In "The Zax", a North-going Zax and a South-going Zax meet face to face on the Prairie of Prax. Each asks the other to make way, but neither budges, saying it is against their upbringing to move any other way. Because they stubbornly refuse to move (east, west, or any direction except their respective headings) to get past each other, the two Zax then face off against each other with their arms crossed. The Zax stand so long that eventually a highway overpass is built around them. The story ends with the Zax still standing there "unbudged in their tracks".

An early version of the story, "The Zaks", was printed in Redbook magazine in 1954. In this version, both Zaks stay in place until they are "both (...) quite dead."

===Too Many Daves===
"Too Many Daves" is a very short story about a mother, Mrs.
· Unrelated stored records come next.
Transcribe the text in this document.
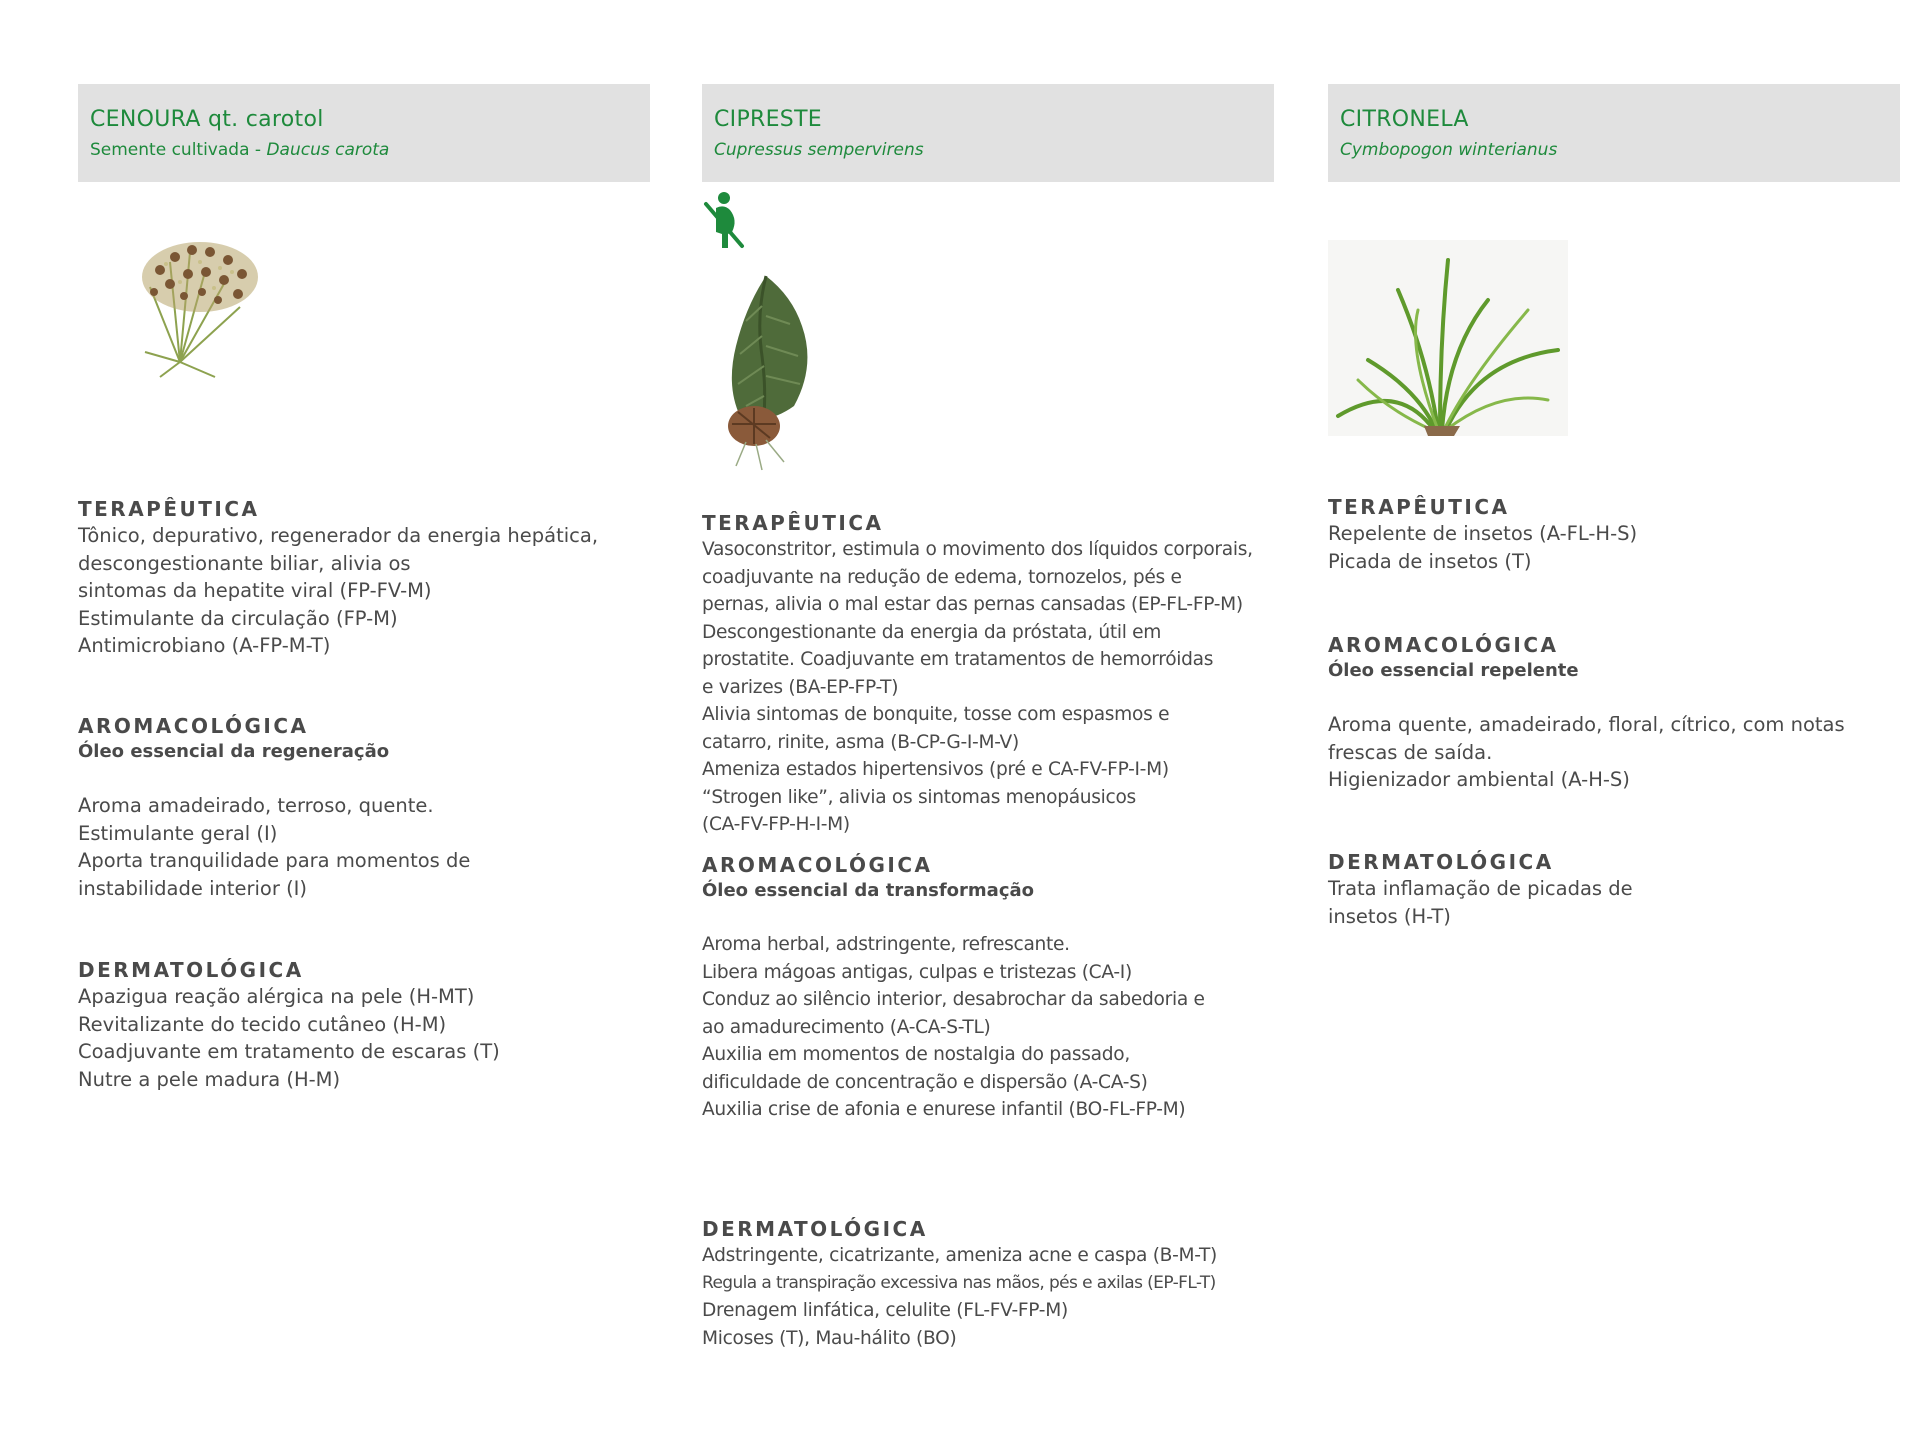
CENOURA qt. carotol
Semente cultivada - Daucus carota
TERAPÊUTICA
Tônico, depurativo, regenerador da energia hepática,
descongestionante biliar, alivia os
sintomas da hepatite viral (FP-FV-M)
Estimulante da circulação (FP-M)
Antimicrobiano (A-FP-M-T)
AROMACOLÓGICA
Óleo essencial da regeneração
Aroma amadeirado, terroso, quente.
Estimulante geral (I)
Aporta tranquilidade para momentos de
instabilidade interior (I)
DERMATOLÓGICA
Apazigua reação alérgica na pele (H-MT)
Revitalizante do tecido cutâneo (H-M)
Coadjuvante em tratamento de escaras (T)
Nutre a pele madura (H-M)
CIPRESTE
Cupressus sempervirens
TERAPÊUTICA
Vasoconstritor, estimula o movimento dos líquidos corporais,
coadjuvante na redução de edema, tornozelos, pés e
pernas, alivia o mal estar das pernas cansadas (EP-FL-FP-M)
Descongestionante da energia da próstata, útil em
prostatite. Coadjuvante em tratamentos de hemorróidas
e varizes (BA-EP-FP-T)
Alivia sintomas de bonquite, tosse com espasmos e
catarro, rinite, asma (B-CP-G-I-M-V)
Ameniza estados hipertensivos (pré e CA-FV-FP-I-M)
“Strogen like”, alivia os sintomas menopáusicos
(CA-FV-FP-H-I-M)
AROMACOLÓGICA
Óleo essencial da transformação
Aroma herbal, adstringente, refrescante.
Libera mágoas antigas, culpas e tristezas (CA-I)
Conduz ao silêncio interior, desabrochar da sabedoria e
ao amadurecimento (A-CA-S-TL)
Auxilia em momentos de nostalgia do passado,
dificuldade de concentração e dispersão (A-CA-S)
Auxilia crise de afonia e enurese infantil (BO-FL-FP-M)
DERMATOLÓGICA
Adstringente, cicatrizante, ameniza acne e caspa (B-M-T)
Regula a transpiração excessiva nas mãos, pés e axilas (EP-FL-T)
Drenagem linfática, celulite (FL-FV-FP-M)
Micoses (T), Mau-hálito (BO)
CITRONELA
Cymbopogon winterianus
TERAPÊUTICA
Repelente de insetos (A-FL-H-S)
Picada de insetos (T)
AROMACOLÓGICA
Óleo essencial repelente
Aroma quente, amadeirado, floral, cítrico, com notas
frescas de saída.
Higienizador ambiental (A-H-S)
DERMATOLÓGICA
Trata inflamação de picadas de
insetos (H-T)
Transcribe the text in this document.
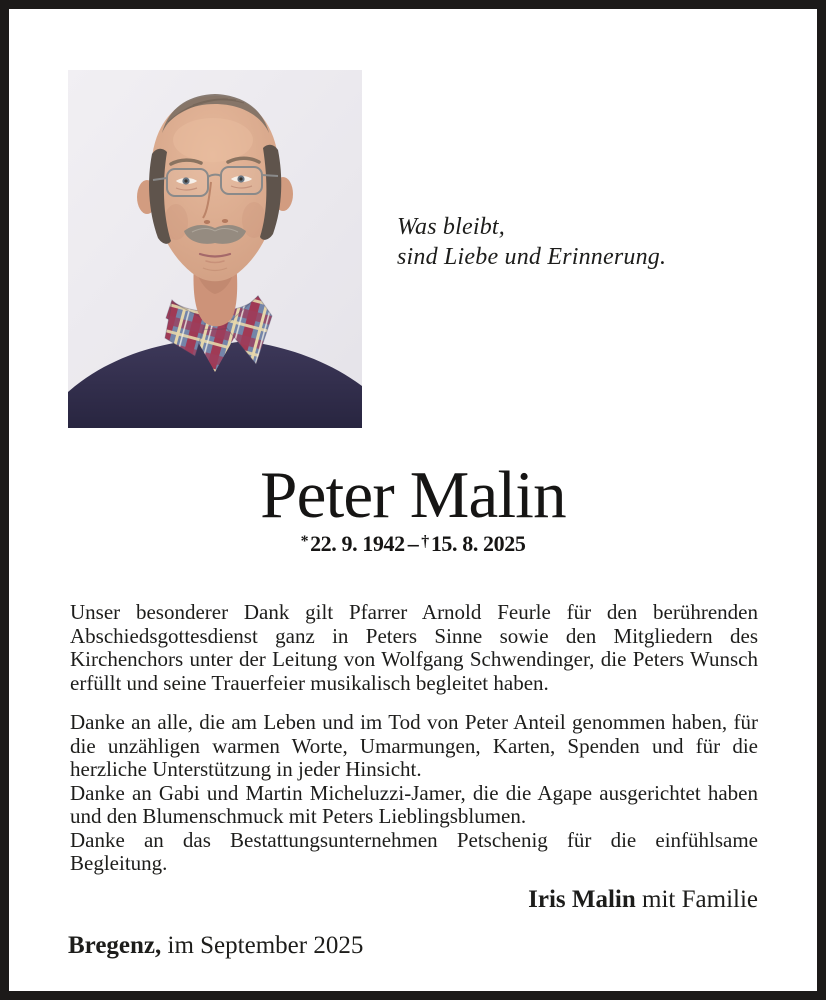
Was bleibt,
sind Liebe und Erinnerung.
Peter Malin
*22. 9. 1942 – †15. 8. 2025

Unser besonderer Dank gilt Pfarrer Arnold Feurle für den berührenden Abschiedsgottesdienst ganz in Peters Sinne sowie den Mitgliedern des Kirchenchors unter der Leitung von Wolfgang Schwendinger, die Peters Wunsch erfüllt und seine Trauerfeier musikalisch begleitet haben.

Danke an alle, die am Leben und im Tod von Peter Anteil genommen haben, für die unzähligen warmen Worte, Umarmungen, Karten, Spenden und für die herzliche Unterstützung in jeder Hinsicht.

Danke an Gabi und Martin Micheluzzi-Jamer, die die Agape ausgerichtet haben und den Blumenschmuck mit Peters Lieblingsblumen.

Danke an das Bestattungsunternehmen Petschenig für die einfühlsame Begleitung.

Iris Malin mit Familie
Bregenz, im September 2025
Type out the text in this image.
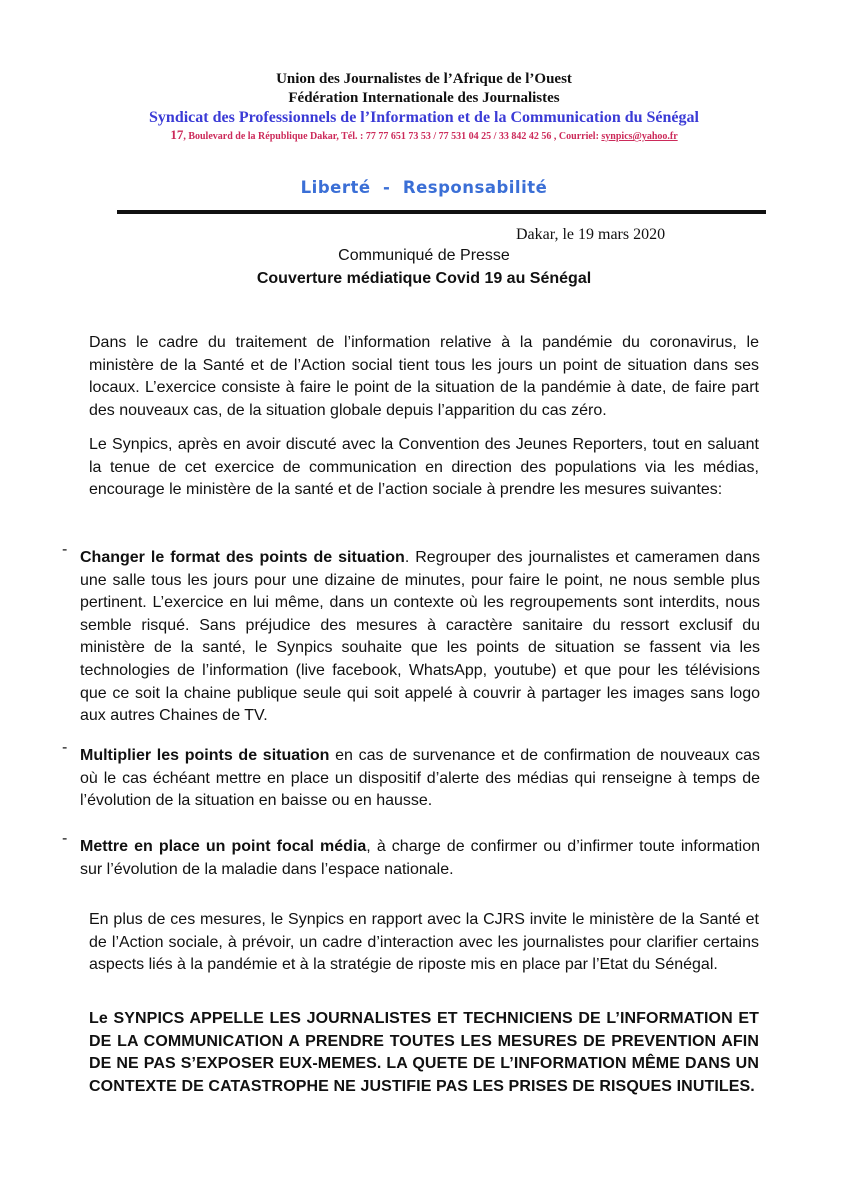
Union des Journalistes de l’Afrique de l’Ouest
Fédération Internationale des Journalistes
Syndicat des Professionnels de l’Information et de la Communication du Sénégal
17, Boulevard de la République Dakar, Tél. : 77 77 651 73 53 / 77 531 04 25 / 33 842 42 56 , Courriel: synpics@yahoo.fr
Liberté  -  Responsabilité
Dakar, le 19 mars 2020
Communiqué de Presse
Couverture médiatique Covid 19 au Sénégal

Dans le cadre du traitement de l’information relative à la pandémie du coronavirus, le ministère de la Santé et de l’Action social tient tous les jours un point de situation dans ses locaux. L’exercice consiste à faire le point de la situation de la pandémie à date, de faire part des nouveaux cas, de la situation globale depuis l’apparition du cas zéro.

Le Synpics, après en avoir discuté avec la Convention des Jeunes Reporters, tout en saluant la tenue de cet exercice de communication en direction des populations via les médias, encourage le ministère de la santé et de l’action sociale à prendre les mesures suivantes:

- Changer le format des points de situation. Regrouper des journalistes et cameramen dans une salle tous les jours pour une dizaine de minutes, pour faire le point, ne nous semble plus pertinent. L’exercice en lui même, dans un contexte où les regroupements sont interdits, nous semble risqué. Sans préjudice des mesures à caractère sanitaire du ressort exclusif du ministère de la santé, le Synpics souhaite que les points de situation se fassent via les technologies de l’information (live facebook, WhatsApp, youtube) et que pour les télévisions que ce soit la chaine publique seule qui soit appelé à couvrir à partager les images sans logo aux autres Chaines de TV.

- Multiplier les points de situation en cas de survenance et de confirmation de nouveaux cas où le cas échéant mettre en place un dispositif d’alerte des médias qui renseigne à temps de l’évolution de la situation en baisse ou en hausse.

- Mettre en place un point focal média, à charge de confirmer ou d’infirmer toute information sur l’évolution de la maladie dans l’espace nationale.

En plus de ces mesures, le Synpics en rapport avec la CJRS invite le ministère de la Santé et de l’Action sociale, à prévoir, un cadre d’interaction avec les journalistes pour clarifier certains aspects liés à la pandémie et à la stratégie de riposte mis en place par l’Etat du Sénégal.

Le SYNPICS APPELLE LES JOURNALISTES ET TECHNICIENS DE L’INFORMATION ET DE LA COMMUNICATION A PRENDRE TOUTES LES MESURES DE PREVENTION AFIN DE NE PAS S’EXPOSER EUX-MEMES. LA QUETE DE L’INFORMATION MÊME DANS UN CONTEXTE DE CATASTROPHE NE JUSTIFIE PAS LES PRISES DE RISQUES INUTILES.
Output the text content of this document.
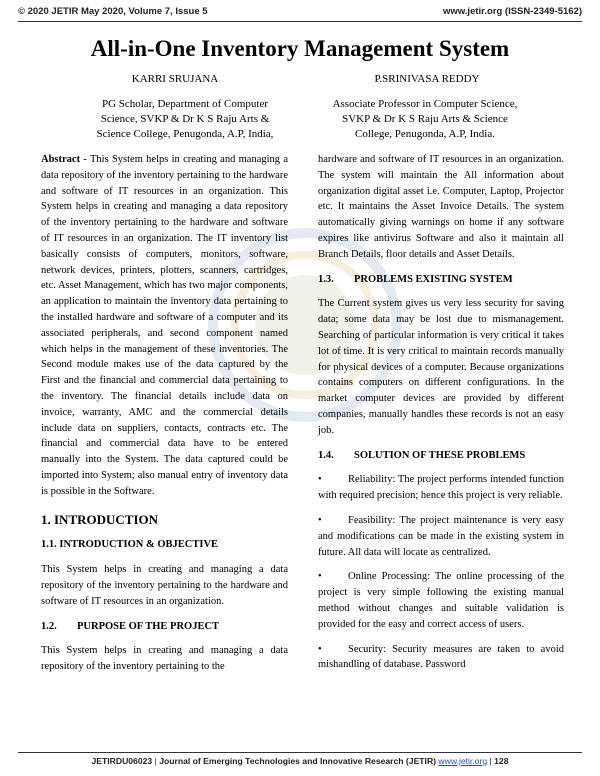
© 2020 JETIR May 2020, Volume 7, Issue 5	www.jetir.org (ISSN-2349-5162)
All-in-One Inventory Management System
KARRI SRUJANA	P.SRINIVASA REDDY
PG Scholar, Department of Computer
Science, SVKP & Dr K S Raju Arts &
Science College, Penugonda, A.P, India,
Associate Professor in Computer Science,
SVKP & Dr K S Raju Arts & Science
College, Penugonda, A.P, India.

Abstract - This System helps in creating and managing a data repository of the inventory pertaining to the hardware and software of IT resources in an organization. This System helps in creating and managing a data repository of the inventory pertaining to the hardware and software of IT resources in an organization. The IT inventory list basically consists of computers, monitors, software, network devices, printers, plotters, scanners, cartridges, etc. Asset Management, which has two major components, an application to maintain the inventory data pertaining to the installed hardware and software of a computer and its associated peripherals, and second component named which helps in the management of these inventories. The Second module makes use of the data captured by the First and the financial and commercial data pertaining to the inventory. The financial details include data on invoice, warranty, AMC and the commercial details include data on suppliers, contacts, contracts etc. The financial and commercial data have to be entered manually into the System. The data captured could be imported into System; also manual entry of inventory data is possible in the Software.

1. INTRODUCTION
1.1. INTRODUCTION & OBJECTIVE

This System helps in creating and managing a data repository of the inventory pertaining to the hardware and software of IT resources in an organization.

1.2. PURPOSE OF THE PROJECT

This System helps in creating and managing a data repository of the inventory pertaining to the

hardware and software of IT resources in an organization. The system will maintain the All information about organization digital asset i.e. Computer, Laptop, Projector etc. It maintains the Asset Invoice Details. The system automatically giving warnings on home if any software expires like antivirus Software and also it maintain all Branch Details, floor details and Asset Details.

1.3. PROBLEMS EXISTING SYSTEM

The Current system gives us very less security for saving data; some data may be lost due to mismanagement. Searching of particular information is very critical it takes lot of time. It is very critical to maintain records manually for physical devices of a computer. Because organizations contains computers on different configurations. In the market computer devices are provided by different companies, manually handles these records is not an easy job.

1.4. SOLUTION OF THESE PROBLEMS

•	Reliability: The project performs intended function with required precision; hence this project is very reliable.

•	Feasibility: The project maintenance is very easy and modifications can be made in the existing system in future. All data will locate as centralized.

•	Online Processing: The online processing of the project is very simple following the existing manual method without changes and suitable validation is provided for the easy and correct access of users.

•	Security: Security measures are taken to avoid mishandling of database. Password

JETIRDU06023 | Journal of Emerging Technologies and Innovative Research (JETIR) www.jetir.org | 128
McCave, who named all twenty-three of her sons Dave. This causes minor problems in the family when she calls one of them, but instead, they all come, and the rest of the story lists unusual and amusing names she wishes she had given them, such as "Bodkin Van Horn", "Hoos-Foos", "Snimm", "Hot-Shot", "Sunny Jim", "Shadrack", "Blinkey", "Stuffy", "Stinkey", "Putt-Putt", "Moon Face", "Marvin O'Gravel Balloon Face", "Ziggy", "Soggy Muff", "Buffalo Bill", "Biffalo Buff", "Sneepy", "Weepy Weed", "Paris Garters", "Harris Tweed", "Sir Michael Carmichael Zutt", "Oliver Boliver Butt" and "Zanzibar Buck-Buck McFate". The story ends with the statement that "she didn't do it, and now it's too late."

===What Was I Scared Of?===
"What Was I Scared Of?" tells the tale of a character who frequently encounters an empty pair of pale-green pants in dark and spooky locations. The character, who is the narrator, is initially afraid of the pants, which are able to stand freely despite the lack of a wearer. However, when he screams for help, the pants also start to cry, and he realizes that "they were just as scared as I!" The empty pants and the narrator become friends. This is one of the few Seuss works in verse that is not written in anapestic tetrameter.

== Distribution by NATO in Bosnia ==

In 1998, NATO translated the collection into Serbo-Croatian and planned to distribute 500,000 copies to children in Bosnia and Herzegovina, as part of a campaign to encourage tolerance. This was later scaled back to 50,000 copies at a cost of $120,000 as well as looking for a more appropriate source of funding such as an NGO, private charity or corporation, as this expenditure did not meet the "Minimum Military Requirement" test for NATO common funding eligibility.